Brexit negotiations resume

Susie Walker

Susie Walker

Partner and Head of Tax and Brexit Team

22 May 2020

    Whilst COVID-19 has rightly taken over our daily focus, in the background Brexit negotiations have now resumed by video link.

    We are now, of course, almost four months through the transition period which runs from 31 January 2020 to 31 December 2020, unless the latter date is extended. The transition period was put in place to iron out the terms of trade deals with the EU and indications are that an impasse continues. The UK Government is still pushing forward with the 31 December deadline despite EU pressure to extend it in light of the current crisis and a no deal Brexit remains a real risk.

    The House of Commons library published on 20 May 2020 a report on The UK – EU future relationship negotiations: a summary of the positions. As you’ll see, Fishing remains a key area of difference.

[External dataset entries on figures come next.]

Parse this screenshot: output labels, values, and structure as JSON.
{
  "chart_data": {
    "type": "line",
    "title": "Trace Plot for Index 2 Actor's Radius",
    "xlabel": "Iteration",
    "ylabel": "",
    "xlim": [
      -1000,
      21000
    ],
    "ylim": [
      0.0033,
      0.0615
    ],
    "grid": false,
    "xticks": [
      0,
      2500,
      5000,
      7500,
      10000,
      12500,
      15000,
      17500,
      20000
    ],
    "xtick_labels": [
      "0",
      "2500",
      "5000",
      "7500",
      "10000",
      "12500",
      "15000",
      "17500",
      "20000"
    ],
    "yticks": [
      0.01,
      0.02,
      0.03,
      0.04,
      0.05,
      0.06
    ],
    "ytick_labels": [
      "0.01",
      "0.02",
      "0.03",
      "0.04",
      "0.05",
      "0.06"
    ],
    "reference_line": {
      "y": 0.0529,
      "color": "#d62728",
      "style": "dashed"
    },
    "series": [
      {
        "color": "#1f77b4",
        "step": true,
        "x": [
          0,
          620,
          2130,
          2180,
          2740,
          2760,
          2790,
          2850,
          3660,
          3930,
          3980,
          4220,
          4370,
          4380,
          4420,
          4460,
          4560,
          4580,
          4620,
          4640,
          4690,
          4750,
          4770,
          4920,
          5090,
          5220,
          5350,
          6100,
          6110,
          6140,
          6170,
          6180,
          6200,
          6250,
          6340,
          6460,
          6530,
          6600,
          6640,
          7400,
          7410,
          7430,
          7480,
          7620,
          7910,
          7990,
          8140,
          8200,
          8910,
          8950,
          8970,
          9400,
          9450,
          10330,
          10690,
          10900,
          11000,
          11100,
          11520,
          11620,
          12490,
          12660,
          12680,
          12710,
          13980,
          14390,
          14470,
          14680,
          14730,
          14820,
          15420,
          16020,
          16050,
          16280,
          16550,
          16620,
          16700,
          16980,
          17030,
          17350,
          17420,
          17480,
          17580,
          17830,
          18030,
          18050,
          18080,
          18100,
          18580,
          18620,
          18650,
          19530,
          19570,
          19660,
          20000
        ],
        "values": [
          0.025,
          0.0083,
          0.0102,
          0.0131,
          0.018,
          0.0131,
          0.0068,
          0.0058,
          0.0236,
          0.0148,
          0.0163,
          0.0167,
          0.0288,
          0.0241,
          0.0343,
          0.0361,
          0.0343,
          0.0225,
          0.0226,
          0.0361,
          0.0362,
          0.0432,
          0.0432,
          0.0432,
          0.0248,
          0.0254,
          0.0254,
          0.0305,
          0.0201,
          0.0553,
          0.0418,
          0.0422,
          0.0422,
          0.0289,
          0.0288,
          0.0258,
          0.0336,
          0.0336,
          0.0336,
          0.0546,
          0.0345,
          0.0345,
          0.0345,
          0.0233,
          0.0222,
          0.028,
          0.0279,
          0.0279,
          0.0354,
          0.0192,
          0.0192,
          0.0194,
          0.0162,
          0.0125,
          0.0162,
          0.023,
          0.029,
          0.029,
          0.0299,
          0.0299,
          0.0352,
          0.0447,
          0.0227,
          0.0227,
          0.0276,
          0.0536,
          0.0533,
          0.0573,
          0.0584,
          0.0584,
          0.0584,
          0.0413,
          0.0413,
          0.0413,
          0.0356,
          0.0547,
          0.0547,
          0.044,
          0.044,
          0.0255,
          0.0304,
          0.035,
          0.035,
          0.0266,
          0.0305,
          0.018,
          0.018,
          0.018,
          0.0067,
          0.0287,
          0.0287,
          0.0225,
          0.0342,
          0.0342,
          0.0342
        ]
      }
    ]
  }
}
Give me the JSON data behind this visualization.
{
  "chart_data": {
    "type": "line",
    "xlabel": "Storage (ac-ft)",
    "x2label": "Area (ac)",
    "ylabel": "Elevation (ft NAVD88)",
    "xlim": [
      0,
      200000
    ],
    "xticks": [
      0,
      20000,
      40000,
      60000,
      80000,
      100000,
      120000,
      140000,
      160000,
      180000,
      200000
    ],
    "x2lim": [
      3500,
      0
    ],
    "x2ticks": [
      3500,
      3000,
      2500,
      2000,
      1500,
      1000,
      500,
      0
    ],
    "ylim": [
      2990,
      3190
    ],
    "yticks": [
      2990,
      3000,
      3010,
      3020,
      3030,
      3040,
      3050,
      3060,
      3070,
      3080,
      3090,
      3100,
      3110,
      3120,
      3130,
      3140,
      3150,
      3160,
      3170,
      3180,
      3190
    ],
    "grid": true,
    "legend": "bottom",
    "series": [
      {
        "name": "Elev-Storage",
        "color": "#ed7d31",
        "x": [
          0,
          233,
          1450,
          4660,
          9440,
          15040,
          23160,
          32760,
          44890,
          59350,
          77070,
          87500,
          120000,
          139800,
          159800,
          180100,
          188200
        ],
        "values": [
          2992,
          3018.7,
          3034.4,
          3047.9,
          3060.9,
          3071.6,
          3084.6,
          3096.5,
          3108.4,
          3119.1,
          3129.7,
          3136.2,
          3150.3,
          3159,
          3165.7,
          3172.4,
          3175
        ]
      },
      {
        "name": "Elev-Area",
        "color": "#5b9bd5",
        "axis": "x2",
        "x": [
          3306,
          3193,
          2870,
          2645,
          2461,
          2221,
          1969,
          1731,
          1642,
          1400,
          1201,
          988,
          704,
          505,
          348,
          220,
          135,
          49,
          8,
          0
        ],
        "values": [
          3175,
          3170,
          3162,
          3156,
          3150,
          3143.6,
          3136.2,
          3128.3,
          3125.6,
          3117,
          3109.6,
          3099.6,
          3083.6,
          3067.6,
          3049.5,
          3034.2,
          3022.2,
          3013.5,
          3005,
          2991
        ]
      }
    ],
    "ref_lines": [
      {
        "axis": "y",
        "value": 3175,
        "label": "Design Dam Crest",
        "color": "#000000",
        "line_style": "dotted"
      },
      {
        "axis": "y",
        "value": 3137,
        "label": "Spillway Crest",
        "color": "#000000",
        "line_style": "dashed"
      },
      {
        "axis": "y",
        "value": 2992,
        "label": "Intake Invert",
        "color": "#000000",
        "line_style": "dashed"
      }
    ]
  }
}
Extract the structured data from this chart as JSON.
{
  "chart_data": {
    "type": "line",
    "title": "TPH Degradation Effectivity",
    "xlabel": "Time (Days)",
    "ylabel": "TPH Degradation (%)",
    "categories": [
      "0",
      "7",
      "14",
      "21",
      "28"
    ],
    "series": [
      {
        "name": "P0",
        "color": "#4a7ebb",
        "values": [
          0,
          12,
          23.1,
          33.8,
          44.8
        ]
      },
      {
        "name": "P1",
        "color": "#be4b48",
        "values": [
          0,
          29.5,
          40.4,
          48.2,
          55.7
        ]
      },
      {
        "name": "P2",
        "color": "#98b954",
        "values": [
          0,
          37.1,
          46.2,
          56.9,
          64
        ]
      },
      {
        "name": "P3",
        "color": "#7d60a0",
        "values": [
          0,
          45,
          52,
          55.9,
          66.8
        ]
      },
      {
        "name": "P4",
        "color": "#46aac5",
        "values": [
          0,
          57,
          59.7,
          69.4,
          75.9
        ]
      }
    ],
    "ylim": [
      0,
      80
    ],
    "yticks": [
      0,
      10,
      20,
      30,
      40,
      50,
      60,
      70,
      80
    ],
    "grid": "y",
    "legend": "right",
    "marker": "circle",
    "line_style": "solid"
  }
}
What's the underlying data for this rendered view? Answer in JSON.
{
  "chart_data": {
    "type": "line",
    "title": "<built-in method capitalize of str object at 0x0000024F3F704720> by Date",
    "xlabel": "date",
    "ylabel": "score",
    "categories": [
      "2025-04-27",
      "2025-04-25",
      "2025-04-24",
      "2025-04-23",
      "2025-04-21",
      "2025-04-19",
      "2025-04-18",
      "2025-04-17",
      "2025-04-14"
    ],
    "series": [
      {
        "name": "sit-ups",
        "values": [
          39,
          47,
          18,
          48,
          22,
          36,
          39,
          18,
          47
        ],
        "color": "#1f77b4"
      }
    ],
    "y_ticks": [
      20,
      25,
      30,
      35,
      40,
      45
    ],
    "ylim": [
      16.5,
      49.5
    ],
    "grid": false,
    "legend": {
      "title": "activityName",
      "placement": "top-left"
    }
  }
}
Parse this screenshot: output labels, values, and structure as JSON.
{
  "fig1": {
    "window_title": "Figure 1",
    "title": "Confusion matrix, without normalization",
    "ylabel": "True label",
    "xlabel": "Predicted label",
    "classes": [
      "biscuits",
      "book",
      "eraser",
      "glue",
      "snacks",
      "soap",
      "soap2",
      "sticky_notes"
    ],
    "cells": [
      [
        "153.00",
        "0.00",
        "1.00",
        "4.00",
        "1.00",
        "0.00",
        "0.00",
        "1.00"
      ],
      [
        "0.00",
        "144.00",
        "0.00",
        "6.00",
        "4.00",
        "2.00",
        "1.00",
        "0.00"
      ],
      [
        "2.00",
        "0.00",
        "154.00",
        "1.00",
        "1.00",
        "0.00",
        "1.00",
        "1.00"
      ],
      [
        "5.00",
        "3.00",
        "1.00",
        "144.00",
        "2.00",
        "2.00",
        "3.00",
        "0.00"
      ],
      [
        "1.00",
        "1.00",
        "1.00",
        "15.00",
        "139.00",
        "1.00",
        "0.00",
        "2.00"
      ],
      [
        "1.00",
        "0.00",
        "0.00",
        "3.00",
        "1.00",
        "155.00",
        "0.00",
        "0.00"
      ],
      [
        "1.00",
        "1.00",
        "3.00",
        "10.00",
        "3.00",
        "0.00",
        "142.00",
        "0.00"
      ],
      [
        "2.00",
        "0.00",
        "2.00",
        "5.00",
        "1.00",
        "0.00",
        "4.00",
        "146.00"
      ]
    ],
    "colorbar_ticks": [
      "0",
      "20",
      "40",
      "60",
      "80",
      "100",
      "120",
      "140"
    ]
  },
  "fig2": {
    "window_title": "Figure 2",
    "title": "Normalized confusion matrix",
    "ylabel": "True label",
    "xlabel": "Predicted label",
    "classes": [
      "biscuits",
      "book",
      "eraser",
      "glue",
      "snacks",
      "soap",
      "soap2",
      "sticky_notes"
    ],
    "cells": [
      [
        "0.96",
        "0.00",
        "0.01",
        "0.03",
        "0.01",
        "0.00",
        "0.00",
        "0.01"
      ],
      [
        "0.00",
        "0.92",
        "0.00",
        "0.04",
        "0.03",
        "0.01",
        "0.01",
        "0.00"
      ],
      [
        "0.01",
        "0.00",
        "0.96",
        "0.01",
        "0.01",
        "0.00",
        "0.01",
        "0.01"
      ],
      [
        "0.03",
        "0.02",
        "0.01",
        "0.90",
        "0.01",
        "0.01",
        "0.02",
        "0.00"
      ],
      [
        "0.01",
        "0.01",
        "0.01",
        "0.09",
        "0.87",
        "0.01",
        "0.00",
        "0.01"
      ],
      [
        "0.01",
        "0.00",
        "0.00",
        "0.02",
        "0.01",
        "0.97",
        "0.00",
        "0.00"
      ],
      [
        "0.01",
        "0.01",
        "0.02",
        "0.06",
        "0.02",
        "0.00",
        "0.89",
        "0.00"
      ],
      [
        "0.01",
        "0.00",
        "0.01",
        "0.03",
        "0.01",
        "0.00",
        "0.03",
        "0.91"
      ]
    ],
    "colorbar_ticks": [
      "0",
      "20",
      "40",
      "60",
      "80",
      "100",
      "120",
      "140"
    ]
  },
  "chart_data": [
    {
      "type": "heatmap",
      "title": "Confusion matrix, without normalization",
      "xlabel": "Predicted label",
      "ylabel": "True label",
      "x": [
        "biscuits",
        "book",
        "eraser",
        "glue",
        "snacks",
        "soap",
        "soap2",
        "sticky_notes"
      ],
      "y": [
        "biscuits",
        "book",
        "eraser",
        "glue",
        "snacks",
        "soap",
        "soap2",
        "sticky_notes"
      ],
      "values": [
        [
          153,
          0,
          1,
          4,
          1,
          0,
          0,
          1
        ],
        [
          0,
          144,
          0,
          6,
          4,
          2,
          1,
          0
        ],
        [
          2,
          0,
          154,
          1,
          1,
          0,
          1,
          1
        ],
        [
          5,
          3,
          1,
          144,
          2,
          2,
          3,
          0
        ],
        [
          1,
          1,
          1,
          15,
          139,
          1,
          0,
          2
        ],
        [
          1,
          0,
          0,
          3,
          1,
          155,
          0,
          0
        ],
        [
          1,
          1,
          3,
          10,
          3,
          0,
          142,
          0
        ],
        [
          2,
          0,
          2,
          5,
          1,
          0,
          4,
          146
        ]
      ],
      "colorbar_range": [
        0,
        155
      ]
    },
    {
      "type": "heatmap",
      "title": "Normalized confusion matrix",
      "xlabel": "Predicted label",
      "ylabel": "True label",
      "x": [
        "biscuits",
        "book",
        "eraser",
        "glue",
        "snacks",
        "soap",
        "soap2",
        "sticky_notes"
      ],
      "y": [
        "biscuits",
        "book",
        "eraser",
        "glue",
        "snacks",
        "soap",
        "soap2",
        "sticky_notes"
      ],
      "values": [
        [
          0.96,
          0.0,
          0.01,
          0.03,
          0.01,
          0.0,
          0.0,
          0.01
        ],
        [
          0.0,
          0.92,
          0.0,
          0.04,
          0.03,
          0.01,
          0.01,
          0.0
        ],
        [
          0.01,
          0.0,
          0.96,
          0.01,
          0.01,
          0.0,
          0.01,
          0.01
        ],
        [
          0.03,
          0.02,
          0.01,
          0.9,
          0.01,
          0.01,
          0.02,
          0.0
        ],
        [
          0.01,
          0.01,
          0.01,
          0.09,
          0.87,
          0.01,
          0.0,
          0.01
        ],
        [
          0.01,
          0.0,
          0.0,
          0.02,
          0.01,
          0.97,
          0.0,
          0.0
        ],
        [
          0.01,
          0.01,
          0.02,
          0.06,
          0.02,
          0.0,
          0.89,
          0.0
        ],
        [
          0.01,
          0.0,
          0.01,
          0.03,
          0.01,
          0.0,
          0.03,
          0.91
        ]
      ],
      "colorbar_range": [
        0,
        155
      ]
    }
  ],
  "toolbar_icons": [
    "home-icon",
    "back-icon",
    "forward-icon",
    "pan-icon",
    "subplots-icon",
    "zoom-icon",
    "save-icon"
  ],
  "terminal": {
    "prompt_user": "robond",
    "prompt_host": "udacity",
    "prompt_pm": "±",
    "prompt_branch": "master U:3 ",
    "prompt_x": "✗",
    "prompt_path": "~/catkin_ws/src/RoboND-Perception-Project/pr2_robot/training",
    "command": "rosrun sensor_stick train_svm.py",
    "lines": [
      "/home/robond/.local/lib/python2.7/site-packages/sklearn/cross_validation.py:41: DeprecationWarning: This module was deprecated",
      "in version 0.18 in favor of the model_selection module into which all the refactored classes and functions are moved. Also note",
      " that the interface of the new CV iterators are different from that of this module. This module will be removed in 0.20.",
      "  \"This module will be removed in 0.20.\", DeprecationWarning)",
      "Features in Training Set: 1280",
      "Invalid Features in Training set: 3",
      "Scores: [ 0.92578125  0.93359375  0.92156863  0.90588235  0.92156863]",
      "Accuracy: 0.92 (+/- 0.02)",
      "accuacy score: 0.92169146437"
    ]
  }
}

    Also, on 20 May 2020, the Cabinet Office published a paper outlining the UK Government's approach to implementing the Protocol on Ireland/Northern Ireland, with its primary focus being on customs, which is likely to prompt a response from the EU that this isn’t doable. The paper proposes that, for Northern Ireland to Great Britain trade, this should operate as now, reflecting the fact that both will be part of the UK customs union.

    For Great Britain to Northern Ireland trade, the need for additional administration is acknowledged (for example, import declarations). The UK will not levy tariffs on goods remaining within the UK and no new physical customs infrastructure will be built. This assumes that the joint UK-EU committee will establish criteria that will allow most Great Britain to Northern Ireland goods to be regarded as not "at risk" of onward movement from Northern Ireland into the EU by crossing the border south.

    Many commentators have assumed that the default position will be that duty will have to be paid and a rebate sought when it has been established that the goods have been consumed in Northern Ireland, which would create administration and a potential cashflow disadvantage. The Government has also stated that it will make full use of its power to waive or reimburse tariffs even where classified as "at risk" of entering the EU market. However, the paper makes no mention of the fact that this power is subject to the EU's state aid rules. The Government expects fewer physical risk assessment checks on goods than would be the case for goods imported from third countries. This could be contentious along with the UK's refusal to allow the EU to have a permanent physical presence in Northern Ireland in order to monitor customs compliance. Given that the Ireland/Northern Ireland issue has been one of the most contentious from the start, it appears no closer to an agreed position with just over six months to go until the end of the transition period.

    In summary, we seem to be where we were and are no closer to reaching agreement on what were always the most difficult areas to negotiate around and reach a position that works for both sides.